10. If we perform this same informal method of developing a margin of error using the second simulation histogram (the one based on samples of size n = 345), what would the value for the margin of error be approximately? Using this margin of error value, how many of the estimates in the dotplot from Questions 5 – 7 are within this margin of error of the hypothesized population proportion value of 0.20?

11. Generally speaking, do you think that when proper random sampling occurs, the margin of error for estimating a population proportion gets smaller or larger as the sample size increases?

## IM Commentary

Although margin of error can be computed by formula, this task is intended to engage students in considering how it can be estimated from examining the results of repeated simple random sampling.  This approach should also assist students in developing a more visual sense of what “margin of error” means in terms of estimation.

A key point for students to address up front is that even perfect simple random sampling will not always yield a sample estimate that is equal to the value of the population parameter it is estimating. There will always be some sampling variability. However, students should also realize that using larger samples (properly collected) leads to less sampling variability and thus a smaller margin of error when estimating the population parameter.

## Solution

1.  20% of 28 = 5.6; it is not possible to have exactly 5.6 winning tickets as “number of winning tickets” must be an integer.

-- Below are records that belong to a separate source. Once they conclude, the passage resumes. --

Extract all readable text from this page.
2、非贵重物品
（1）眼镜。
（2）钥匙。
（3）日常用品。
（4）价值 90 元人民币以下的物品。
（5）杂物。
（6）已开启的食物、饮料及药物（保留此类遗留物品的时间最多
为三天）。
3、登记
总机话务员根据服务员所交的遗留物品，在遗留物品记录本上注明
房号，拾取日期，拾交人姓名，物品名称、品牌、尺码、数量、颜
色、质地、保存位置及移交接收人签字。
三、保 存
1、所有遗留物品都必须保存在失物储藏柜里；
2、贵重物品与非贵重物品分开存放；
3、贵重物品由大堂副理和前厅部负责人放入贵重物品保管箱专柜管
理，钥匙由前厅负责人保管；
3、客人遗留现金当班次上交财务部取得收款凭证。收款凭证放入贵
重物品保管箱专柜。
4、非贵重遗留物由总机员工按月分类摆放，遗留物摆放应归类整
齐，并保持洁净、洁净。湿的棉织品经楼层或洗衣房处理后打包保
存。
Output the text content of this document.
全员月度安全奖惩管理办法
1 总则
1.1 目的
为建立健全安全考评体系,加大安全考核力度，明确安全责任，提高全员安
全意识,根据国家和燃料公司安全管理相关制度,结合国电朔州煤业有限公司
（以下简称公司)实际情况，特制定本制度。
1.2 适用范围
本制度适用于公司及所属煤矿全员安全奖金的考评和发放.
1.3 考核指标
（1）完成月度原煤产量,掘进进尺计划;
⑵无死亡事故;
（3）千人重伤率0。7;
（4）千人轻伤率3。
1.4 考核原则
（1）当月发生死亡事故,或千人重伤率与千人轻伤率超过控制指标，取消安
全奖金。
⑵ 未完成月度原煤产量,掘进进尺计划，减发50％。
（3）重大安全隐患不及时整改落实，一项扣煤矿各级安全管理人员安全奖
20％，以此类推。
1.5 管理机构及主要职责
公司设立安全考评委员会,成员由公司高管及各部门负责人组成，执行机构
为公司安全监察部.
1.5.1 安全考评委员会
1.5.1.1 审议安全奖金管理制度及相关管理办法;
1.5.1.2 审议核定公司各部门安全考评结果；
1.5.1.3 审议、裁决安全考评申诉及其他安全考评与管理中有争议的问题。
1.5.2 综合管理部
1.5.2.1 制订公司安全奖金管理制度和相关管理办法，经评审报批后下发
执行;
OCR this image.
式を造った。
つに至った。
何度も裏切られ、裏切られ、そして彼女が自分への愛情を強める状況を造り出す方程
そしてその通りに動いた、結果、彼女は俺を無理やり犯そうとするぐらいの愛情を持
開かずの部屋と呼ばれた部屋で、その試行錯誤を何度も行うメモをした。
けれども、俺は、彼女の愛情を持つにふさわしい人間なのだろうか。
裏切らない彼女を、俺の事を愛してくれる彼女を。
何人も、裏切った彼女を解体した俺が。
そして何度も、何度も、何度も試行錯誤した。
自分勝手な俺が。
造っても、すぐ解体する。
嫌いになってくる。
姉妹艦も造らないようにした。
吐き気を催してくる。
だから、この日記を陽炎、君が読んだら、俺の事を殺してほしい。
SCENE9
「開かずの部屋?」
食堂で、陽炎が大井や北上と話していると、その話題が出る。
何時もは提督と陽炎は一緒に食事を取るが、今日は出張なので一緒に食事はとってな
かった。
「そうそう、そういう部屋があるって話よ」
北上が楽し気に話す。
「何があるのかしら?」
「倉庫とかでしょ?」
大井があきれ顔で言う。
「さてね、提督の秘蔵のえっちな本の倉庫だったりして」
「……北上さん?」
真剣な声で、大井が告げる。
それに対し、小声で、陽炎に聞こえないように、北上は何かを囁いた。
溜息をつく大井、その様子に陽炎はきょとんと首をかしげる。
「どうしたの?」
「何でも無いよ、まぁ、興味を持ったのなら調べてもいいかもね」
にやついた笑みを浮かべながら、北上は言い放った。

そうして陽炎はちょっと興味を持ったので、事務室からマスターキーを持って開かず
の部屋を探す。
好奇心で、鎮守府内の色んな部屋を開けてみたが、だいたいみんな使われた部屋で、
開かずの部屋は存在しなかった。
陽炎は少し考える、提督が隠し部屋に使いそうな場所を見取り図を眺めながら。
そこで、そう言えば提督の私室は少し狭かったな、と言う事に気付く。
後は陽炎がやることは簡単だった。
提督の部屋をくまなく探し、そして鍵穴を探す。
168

2.  19 of the 35 sample proportions are below 0.20 (19/35 = 0.5429 or 54.29%). Nearly half of the proportions (0.4571 or 45.71%) are above 0.20 as well. The probability that a randomly selected location’s proportion is less than 0.20 is 0.5429.

3.  Actual values:

Minimum                Q1            Median              Q3            Maximum

.0714                         .1429         .1786                 .25              .3214

Center: around 0.18 – 0.20 (Midrange = 0.1964)

Shape: nearly symmetric, with most of the observations around 0.20

Range: 0.25

Note: Student's answers should be close to these values but may not be quite this precise since the actual data values are not presented.  However, given the discrete nature of these data, students may figure out from the dotplot that the minimum value of 0.0714 represents 2 successes out of 28, the Q1 represents 4 out of 28, and so on.

4.  Concern: Slightly over half of the sample proportion values were below 0.20. However, with many of the values near 0.20, nearly half of the values above 0.20, and the center near 0.20, it would be difficult to challenge the claim that the population proportion of winning tickets is 0.20.

5.  34 of the 35 sample proportions are below 0.20.

6.  Actual values:

Minimum            Q1            Median              Q3          Maximum

.1391                     .1594        .1652                  .1826        .2145

Range: less than 0.08 (.0754)

7.  Since 34 of the 35 sample proportions are less than 0.20, there is now some stronger evidence that the population proportion of winning tickets might be less than 0.20.  However, because there is variability in all sampling, we have not proven that the population proportion is less than 0.20.

8.  Using samples of size 345 resulted in a distribution with a smaller range. The sample proportions didn’t vary as widely.

9.  The larger sample sizes are yielding estimates that do not vary as much. The larger sample size is preferable.

10.  It is roughly 0.06 (.0594) It appears that 33 of the 35 sample proportions could say that 0.20 is within this margin of error.

11.  Generally, the margin of error would decrease as sample size increases.